Virginia Republican politician Corey Stewart, the former chairman of Donald Trump’s Virginia campaign who is currently running for governor, took to Twitter this morning to denounce the removal of a Confederate monument in New Orleans, likening the move to actions committed by the terrorist group ISIS:
It appears ISIS has won. They are tearing down historical monuments in New Orleans now too. It must end. Despicable!https://t.co/hrO0cLozos
— Corey Stewart (@CoreyStewartVA) April 24, 2017
Stewart has become an outspoken defender of Confederate monuments, including one in Charlottesville, Virginia, where, according to the Washington Post, he compared “those who wanted to remove the statue to tyrants and Nazis.”
Without Confederate symbols, he said at another recent event, “we lose our identity.”

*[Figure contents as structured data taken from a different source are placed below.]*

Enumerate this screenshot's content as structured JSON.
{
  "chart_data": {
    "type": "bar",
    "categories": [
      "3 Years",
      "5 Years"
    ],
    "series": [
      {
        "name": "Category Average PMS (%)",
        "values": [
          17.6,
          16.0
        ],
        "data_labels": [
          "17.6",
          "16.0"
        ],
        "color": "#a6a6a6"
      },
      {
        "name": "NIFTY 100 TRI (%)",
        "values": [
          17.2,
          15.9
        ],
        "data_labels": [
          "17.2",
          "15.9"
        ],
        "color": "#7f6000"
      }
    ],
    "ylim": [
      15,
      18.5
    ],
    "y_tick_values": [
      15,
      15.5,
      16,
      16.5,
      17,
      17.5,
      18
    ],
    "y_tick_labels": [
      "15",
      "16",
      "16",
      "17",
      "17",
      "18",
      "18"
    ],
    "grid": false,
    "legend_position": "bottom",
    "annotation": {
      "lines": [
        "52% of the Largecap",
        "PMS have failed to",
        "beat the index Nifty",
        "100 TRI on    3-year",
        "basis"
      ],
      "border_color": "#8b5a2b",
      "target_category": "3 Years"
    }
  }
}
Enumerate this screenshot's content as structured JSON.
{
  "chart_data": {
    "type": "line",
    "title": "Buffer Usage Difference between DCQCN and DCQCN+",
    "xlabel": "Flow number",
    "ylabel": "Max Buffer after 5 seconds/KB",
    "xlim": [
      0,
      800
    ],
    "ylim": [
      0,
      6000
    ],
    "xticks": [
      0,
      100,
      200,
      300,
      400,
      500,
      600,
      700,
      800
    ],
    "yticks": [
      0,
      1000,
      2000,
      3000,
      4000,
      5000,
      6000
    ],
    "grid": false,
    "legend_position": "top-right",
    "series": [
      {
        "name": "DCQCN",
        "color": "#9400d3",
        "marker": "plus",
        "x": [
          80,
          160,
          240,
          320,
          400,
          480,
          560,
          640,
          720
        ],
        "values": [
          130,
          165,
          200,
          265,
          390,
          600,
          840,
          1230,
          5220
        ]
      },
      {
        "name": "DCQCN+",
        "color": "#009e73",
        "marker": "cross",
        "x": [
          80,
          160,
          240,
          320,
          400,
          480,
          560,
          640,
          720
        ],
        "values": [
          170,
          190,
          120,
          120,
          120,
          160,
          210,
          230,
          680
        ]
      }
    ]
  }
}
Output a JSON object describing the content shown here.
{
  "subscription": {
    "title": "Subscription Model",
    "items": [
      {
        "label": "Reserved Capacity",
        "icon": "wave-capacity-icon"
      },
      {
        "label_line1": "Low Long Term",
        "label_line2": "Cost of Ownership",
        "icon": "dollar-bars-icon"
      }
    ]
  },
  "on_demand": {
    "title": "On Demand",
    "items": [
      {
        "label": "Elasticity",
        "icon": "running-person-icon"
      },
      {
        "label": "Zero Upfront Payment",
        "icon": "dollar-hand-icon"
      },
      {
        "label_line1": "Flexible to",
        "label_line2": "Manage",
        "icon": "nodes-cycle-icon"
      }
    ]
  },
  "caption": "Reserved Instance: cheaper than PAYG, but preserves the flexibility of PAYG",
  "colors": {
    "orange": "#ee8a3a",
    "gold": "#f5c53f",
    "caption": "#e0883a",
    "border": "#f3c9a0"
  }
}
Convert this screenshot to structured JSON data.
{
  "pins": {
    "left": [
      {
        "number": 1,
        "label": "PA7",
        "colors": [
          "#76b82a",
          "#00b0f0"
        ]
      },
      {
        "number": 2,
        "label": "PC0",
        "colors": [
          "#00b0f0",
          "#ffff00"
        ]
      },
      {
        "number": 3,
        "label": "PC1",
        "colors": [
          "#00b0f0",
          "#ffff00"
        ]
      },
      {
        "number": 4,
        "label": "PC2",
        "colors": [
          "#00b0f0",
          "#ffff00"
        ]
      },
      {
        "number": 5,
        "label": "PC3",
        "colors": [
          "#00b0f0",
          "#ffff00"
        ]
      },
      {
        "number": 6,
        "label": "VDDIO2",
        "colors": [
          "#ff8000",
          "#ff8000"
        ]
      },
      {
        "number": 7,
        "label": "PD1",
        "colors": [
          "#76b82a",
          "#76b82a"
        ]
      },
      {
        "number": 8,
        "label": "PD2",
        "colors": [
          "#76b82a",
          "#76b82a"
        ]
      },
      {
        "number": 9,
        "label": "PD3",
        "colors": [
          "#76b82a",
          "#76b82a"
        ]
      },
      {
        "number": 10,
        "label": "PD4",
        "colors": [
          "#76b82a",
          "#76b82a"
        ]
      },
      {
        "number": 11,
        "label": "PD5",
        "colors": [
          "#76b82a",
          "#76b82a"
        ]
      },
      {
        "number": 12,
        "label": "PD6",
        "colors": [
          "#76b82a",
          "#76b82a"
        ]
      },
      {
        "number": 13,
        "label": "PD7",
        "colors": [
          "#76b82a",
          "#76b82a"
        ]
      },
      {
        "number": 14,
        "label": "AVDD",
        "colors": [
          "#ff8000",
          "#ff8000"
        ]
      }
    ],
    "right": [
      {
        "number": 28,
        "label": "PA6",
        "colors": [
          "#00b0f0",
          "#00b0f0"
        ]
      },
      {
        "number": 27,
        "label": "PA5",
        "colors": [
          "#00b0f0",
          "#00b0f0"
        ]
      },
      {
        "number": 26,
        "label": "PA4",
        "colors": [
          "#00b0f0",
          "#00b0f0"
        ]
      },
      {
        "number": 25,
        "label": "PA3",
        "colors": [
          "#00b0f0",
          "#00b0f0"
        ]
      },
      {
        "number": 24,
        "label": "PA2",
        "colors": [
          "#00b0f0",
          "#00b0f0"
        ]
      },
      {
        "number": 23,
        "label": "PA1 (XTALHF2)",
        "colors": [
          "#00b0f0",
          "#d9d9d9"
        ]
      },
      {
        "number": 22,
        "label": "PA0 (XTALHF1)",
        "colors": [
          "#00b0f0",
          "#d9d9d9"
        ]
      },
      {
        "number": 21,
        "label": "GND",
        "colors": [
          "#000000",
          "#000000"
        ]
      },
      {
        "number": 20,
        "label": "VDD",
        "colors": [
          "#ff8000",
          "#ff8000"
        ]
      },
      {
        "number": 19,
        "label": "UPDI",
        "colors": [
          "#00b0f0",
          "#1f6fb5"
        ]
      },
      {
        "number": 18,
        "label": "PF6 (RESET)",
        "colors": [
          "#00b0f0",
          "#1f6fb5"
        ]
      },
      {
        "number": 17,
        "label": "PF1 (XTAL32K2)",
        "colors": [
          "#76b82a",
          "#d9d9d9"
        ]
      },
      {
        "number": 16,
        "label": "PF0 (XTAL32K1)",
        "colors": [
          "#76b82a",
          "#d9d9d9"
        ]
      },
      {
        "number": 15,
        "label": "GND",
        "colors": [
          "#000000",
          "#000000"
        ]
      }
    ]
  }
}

At a rally in Roanoke, Stewart posed alongside the Confederate battle flag, saying: “Folks, this is a symbol of heritage. It is not a symbol of racism. It is not a symbol of slavery.” The Richmond Times-Dispatch adds:
He has vowed to defend Confederate monuments from liberals who want them gone, promised to bring back Confederate emblems on state-issued specialty license plates, and said he would “absolutely not” mention slavery in symbolic proclamations about Confederate history.
Stewart, the chairman at-large of the Prince William Board of County Supervisors, also has a long history of anti-immigrant activism.